La ilusión de movimiento es, como en el cinematógrafo, precisamente una ilusión. En términos más visuales, si Ártico fuera una película, sería una en la que faltan fotogramas. Pienso en el videoclip de Like a rolling stone, la versión, justamente, de los Rolling Stones: un montaje de imágenes sucesivas pero estáticas, conectadas por transiciones que tiñen la cámara con el filtro de la visión de un ebrio (sensación apuntalada en el sonido errático de la armónica de Mick Jagger). En Ártico no está esa ebriedad, sino que es una cámara lenta –que se tambalea como un desahuciado– lo que hilvana las imágenes de la lista. Vuelvo a la escena del apuñalamiento:
Siento la piel ceder
Y cómo la hoja
Se acomoda
Entre los huesos
Y cómo mi carne
Se desgarra
La secuencia es lenta, en primer plano, silenciosa, y todo ocurre levemente, con una suavidad desafectada, como si fuera la propia carne la que se abre por sí misma para recibir el cuchillo, y ese detenimiento responde a la discontinuidad de las imágenes. A este respecto, recuerdo que David Oubiña propone para leer a Saer –más precisamente, para leer qué es lo que la literatura de Saer toma del cine– la idea de las “cronofotografías”, y destaca dos procedimientos: fragmentación y detención. “Para lograr una proyección fluida del movimiento y del tiempo, el cine debe capturar las acciones parcelándolas y congelándolas. (…) Digamos que, para proyectar la continuidad, es preciso pasar por lo discontinuo”, dice Oubiña.

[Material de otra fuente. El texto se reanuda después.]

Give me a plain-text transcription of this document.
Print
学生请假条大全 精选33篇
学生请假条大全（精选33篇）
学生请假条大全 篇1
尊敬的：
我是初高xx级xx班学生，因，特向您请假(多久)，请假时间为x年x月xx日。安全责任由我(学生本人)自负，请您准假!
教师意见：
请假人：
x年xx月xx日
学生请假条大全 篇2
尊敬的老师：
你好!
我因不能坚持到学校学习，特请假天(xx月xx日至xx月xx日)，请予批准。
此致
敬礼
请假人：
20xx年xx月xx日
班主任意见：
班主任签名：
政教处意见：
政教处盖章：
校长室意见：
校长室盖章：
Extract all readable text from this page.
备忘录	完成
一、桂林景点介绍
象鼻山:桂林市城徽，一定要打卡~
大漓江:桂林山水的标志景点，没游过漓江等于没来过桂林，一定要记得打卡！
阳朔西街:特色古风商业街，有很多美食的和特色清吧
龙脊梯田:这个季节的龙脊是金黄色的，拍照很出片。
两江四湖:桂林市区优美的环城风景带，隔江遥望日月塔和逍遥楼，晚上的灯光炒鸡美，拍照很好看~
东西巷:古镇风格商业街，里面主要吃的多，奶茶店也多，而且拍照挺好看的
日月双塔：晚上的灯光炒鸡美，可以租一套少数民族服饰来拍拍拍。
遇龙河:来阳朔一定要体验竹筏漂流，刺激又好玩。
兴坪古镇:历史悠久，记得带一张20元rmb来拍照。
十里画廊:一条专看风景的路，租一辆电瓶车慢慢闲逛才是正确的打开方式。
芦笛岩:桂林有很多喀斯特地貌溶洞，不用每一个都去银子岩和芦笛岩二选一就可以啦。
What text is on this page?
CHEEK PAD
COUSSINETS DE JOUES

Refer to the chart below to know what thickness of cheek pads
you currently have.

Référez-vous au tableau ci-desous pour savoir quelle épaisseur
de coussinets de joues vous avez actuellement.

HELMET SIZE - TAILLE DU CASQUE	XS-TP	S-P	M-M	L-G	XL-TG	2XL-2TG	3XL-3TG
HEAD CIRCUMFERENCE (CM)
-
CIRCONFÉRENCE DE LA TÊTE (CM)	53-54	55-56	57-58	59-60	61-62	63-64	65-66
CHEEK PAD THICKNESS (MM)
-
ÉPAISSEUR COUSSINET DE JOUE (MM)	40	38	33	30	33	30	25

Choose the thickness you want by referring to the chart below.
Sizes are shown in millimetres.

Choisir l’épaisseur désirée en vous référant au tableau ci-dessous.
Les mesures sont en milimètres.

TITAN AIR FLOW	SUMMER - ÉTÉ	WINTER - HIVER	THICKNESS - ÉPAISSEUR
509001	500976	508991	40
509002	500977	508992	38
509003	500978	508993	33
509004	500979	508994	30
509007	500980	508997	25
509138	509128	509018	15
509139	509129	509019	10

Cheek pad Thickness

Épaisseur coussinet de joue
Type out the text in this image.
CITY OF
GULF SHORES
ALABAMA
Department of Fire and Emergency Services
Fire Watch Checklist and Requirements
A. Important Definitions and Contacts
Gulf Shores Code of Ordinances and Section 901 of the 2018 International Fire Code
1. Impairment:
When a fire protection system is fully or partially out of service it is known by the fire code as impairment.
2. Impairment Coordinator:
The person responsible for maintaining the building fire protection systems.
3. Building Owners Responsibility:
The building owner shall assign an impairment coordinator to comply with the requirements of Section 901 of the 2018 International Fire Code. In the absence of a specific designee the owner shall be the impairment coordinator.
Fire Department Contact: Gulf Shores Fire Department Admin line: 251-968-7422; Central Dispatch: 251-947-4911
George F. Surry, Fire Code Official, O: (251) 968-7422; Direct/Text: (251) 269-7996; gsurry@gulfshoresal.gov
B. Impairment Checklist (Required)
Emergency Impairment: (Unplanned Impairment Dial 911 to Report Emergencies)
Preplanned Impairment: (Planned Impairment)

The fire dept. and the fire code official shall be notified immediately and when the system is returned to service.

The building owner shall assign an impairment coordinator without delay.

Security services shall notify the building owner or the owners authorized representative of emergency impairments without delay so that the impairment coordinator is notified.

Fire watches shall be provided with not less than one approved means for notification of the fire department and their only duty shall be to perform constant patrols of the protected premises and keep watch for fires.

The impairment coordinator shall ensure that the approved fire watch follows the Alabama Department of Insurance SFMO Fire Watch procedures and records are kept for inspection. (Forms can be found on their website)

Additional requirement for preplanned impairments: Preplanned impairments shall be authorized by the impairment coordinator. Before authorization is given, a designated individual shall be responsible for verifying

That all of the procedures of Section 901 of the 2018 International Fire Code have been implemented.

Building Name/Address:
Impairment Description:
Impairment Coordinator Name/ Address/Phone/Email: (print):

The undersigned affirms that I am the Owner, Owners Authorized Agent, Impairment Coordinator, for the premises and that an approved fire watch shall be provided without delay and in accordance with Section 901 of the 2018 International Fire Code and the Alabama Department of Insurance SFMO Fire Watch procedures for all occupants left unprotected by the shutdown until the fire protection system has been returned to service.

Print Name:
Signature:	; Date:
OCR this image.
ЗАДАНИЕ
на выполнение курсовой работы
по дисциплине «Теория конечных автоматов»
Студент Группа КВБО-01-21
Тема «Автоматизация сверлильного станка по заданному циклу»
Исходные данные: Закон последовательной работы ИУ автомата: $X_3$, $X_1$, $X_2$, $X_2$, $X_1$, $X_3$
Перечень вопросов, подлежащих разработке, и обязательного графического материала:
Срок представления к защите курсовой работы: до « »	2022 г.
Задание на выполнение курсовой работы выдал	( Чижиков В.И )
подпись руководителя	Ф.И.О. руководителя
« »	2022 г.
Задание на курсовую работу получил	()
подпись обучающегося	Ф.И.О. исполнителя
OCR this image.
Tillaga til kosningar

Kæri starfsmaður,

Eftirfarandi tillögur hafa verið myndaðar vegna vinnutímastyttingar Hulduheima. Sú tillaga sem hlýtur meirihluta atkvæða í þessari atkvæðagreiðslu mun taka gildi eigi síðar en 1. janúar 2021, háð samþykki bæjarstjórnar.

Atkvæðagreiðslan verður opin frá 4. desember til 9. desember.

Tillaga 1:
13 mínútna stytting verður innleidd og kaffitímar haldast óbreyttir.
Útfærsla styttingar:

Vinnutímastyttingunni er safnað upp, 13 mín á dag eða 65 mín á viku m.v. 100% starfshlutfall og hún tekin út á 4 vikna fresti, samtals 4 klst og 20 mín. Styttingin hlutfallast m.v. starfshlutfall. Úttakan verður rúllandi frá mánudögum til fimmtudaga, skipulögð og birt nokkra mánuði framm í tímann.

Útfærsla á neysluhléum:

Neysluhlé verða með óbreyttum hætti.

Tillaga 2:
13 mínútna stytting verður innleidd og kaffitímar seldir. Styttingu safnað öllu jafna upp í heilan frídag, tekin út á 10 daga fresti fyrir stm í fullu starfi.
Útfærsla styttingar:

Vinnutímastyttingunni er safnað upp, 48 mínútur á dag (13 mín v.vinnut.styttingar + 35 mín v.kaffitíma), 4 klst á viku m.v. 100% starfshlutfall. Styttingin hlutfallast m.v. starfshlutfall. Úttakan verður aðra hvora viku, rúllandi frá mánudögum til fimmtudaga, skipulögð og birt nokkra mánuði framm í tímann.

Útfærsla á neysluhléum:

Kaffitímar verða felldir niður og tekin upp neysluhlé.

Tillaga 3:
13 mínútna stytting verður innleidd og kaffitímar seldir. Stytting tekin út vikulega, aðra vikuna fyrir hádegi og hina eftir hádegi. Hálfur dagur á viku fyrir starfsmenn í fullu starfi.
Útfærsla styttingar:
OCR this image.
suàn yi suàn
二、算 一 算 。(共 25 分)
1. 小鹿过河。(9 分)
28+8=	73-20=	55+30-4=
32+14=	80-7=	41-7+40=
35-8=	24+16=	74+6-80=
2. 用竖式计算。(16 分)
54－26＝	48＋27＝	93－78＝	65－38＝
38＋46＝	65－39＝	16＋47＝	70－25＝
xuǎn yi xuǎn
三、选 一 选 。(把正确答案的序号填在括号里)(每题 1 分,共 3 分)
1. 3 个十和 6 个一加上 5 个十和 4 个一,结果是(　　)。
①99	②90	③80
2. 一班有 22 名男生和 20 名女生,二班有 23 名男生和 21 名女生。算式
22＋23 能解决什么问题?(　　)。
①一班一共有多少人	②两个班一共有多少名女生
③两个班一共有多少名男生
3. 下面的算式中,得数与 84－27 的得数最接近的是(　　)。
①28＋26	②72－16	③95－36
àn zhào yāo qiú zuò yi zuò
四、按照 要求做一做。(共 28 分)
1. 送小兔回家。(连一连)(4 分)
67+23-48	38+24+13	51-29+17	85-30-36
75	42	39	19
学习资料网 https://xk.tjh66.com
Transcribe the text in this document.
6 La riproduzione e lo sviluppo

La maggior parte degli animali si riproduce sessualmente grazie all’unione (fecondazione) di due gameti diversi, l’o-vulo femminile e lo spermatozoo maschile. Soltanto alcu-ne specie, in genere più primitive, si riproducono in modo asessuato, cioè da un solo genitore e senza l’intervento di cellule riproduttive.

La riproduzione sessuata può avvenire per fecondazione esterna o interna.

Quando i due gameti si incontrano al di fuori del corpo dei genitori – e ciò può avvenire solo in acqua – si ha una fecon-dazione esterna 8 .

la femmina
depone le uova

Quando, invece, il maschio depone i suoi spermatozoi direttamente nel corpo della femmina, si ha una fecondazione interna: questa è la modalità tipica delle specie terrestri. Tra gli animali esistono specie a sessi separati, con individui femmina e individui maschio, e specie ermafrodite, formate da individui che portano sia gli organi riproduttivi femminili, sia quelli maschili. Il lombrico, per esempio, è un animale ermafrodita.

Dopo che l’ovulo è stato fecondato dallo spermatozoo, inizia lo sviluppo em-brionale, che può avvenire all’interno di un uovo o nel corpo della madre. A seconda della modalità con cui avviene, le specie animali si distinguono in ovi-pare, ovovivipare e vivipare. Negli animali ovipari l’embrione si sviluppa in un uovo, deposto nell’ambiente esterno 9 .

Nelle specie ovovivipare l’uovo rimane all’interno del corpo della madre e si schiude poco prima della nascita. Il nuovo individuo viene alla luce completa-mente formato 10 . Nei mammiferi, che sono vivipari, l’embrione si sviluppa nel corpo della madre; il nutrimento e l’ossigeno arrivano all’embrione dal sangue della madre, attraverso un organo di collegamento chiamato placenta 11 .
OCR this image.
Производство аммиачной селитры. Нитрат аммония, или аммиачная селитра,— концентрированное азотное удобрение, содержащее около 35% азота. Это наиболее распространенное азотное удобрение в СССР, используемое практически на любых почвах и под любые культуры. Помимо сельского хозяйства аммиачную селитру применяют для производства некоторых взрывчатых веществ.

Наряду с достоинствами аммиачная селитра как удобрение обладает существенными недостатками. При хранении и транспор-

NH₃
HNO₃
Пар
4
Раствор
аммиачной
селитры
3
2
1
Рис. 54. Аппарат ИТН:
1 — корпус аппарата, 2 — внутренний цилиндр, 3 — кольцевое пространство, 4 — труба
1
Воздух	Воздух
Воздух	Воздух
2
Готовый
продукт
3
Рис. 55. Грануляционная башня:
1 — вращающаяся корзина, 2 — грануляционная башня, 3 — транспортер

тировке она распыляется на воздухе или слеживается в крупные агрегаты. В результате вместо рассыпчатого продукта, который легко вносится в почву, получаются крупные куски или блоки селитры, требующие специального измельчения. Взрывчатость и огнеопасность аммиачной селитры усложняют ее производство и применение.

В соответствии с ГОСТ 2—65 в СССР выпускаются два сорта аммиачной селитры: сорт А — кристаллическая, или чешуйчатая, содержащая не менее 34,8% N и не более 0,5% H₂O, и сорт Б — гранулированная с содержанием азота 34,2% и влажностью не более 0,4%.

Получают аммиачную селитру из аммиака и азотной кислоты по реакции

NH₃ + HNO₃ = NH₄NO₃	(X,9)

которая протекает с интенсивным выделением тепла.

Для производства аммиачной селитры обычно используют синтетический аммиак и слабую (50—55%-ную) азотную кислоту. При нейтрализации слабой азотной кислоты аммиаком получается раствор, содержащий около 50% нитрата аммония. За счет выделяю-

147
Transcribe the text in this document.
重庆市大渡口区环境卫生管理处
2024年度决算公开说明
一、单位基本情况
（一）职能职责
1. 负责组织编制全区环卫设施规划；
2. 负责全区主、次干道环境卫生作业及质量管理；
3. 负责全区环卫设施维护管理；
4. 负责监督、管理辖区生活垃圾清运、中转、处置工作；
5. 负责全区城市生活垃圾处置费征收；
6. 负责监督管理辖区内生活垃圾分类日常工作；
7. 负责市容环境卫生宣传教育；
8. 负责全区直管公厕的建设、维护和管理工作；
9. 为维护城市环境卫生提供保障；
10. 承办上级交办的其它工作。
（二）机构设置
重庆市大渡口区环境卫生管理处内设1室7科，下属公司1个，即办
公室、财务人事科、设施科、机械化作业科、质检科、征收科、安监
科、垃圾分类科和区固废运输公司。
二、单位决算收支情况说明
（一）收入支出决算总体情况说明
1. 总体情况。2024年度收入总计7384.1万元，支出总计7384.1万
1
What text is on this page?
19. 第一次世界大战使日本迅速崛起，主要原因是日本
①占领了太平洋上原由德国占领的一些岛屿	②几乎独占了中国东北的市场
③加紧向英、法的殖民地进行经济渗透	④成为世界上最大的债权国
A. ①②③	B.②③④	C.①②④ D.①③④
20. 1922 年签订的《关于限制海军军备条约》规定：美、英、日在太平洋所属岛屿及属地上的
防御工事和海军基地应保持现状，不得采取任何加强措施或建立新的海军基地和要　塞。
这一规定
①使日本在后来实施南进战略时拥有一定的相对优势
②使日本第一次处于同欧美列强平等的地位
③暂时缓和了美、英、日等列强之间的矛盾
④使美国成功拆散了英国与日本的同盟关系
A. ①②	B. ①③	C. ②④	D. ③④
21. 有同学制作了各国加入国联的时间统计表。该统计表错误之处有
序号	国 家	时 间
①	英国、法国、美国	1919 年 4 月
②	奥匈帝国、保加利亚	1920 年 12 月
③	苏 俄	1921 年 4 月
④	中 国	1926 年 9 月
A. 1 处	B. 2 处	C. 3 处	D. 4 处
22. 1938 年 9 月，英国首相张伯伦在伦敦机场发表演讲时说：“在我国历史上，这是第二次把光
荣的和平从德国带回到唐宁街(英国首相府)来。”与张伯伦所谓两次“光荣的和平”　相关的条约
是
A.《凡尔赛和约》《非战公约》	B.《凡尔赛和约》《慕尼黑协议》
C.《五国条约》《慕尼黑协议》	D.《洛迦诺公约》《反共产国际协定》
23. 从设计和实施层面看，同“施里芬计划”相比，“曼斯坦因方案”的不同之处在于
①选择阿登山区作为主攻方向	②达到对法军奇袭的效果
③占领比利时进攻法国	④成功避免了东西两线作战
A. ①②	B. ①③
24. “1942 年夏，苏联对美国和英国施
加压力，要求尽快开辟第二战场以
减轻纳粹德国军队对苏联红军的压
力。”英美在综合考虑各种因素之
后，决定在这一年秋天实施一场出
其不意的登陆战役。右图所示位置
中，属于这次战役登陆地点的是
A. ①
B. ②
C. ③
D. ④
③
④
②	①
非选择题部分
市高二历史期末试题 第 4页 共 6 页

La discontinuidad es, precisamente, el requisito de la lista y el mecanismo de esa cámara que disecciona en Ártico, que se trasluce clara en el primer enfrentamiento con el guardia del zoológico, “el hombre de azul”:
Mano contra mi pecho
Lo miro
Está alterado
Me advierte
Su boca abre y cierra
Abre y cierra
Abre y cierra (…)
Me ataca
Puño al vientre
Quedo sin aire
Me doblo
Su rodilla
Mi rostro
Caigo de espalda
Algo del orden de lo discontinuo se manifiesta también en las palabras de la moza coja, cuando le habla al narrador sobre el frío:
Me dice
Que el frío
Es el alfa
Y el omega
Que antes del Cosmos
Había frío
Y cuando se acabe
Cuando los astros
Se extingan
Habrá frío
Que estamos circunscritos
Por el frío
Es decir, todos cuerpos separados por una distancia irreductible, yuxtapuestos pero sin conexión. El vacío que rodea a cada línea del texto circunscribe las imágenes del mismo modo (pienso en lo que Barthes dice sobre el haiku, delimitado por el aire que lo rodea en el blanco de la página).